The avalanche center said the duo was climbing up a couloir when they triggered an avalanche 10 feet above them. One person was swept 1,000 feet down the couloir. The post said the person was fortunate to not be injured and that they were able to get back to the trailhead under their own power.
The post called the avalanche a prime example of what backcountry users will deal with this weekend. That’s because winds have transported snow into thick slabs near ridge tops over weaker and softer layers, the post stated.
“If you think that you can treat extreme terrain like you did last weekend (when the danger was low), you may get surprised,” the avalanche center wrote on social media.
As of Saturday afternoon, avalanche danger in the Vail and Summit County zone was rated moderate (Level 2 of 5) above and near tree line. Avalanche danger was rated low (1 of 5) below tree line.

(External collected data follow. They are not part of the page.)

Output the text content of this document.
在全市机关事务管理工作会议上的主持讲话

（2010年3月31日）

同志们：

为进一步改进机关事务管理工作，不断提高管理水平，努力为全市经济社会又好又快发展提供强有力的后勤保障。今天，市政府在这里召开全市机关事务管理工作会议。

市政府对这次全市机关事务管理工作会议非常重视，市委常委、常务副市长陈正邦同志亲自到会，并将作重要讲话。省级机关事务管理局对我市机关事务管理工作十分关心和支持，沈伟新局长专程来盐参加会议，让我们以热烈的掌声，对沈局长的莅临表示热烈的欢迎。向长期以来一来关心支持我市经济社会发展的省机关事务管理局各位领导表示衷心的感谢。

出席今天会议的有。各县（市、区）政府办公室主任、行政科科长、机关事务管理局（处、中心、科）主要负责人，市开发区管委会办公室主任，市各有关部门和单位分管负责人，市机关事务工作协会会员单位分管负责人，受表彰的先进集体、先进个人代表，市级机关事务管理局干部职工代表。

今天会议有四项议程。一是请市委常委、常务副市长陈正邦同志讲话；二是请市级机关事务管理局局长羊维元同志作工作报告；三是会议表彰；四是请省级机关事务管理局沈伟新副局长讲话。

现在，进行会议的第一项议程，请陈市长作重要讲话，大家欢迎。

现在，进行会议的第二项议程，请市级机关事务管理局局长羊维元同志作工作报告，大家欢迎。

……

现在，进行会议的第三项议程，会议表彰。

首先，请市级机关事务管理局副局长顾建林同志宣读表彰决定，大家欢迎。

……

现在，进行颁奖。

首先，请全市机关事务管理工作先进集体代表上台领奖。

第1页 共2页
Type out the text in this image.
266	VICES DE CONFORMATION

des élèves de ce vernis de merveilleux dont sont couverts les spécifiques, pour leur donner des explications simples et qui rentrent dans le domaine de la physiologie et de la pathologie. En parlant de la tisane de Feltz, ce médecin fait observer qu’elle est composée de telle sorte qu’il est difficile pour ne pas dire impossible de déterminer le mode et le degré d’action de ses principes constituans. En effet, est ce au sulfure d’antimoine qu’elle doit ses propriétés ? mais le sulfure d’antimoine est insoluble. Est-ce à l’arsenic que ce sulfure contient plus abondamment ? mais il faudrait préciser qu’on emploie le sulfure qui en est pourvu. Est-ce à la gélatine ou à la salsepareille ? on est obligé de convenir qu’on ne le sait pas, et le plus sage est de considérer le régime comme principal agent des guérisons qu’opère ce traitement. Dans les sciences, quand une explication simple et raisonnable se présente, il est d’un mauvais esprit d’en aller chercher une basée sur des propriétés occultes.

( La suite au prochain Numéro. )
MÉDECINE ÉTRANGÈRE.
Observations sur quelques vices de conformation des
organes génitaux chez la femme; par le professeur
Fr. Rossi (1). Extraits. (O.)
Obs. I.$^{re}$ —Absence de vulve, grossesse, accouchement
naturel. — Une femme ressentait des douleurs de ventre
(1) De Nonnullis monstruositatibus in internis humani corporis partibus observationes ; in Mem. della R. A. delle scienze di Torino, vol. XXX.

“You can trigger a dangerous avalanche that breaks 1-to-2 feet deep on north to east to southeast-facing slopes where these slabs have formed,” the avalanche report stated. “Wind-drifted slabs often look smooth or rounded and can be found tucked under cornices or below ridges. Recent reports show this problem is failing on buried weak layers above a crust and may break wider than you’d expect or from a distance away.”
The avalanche center recommended backcountry users stick to lower-angle slopes and avoid wind-drifted areas to significantly reduce chances of triggering an avalanche.
“With warm spring weather and a strong sun overhead, keep an eye on snow surfaces becoming wet and unstable,” the forecast stated. “These changes can happen quickly this time of year but should be held in check by lingering clouds and stronger winds.”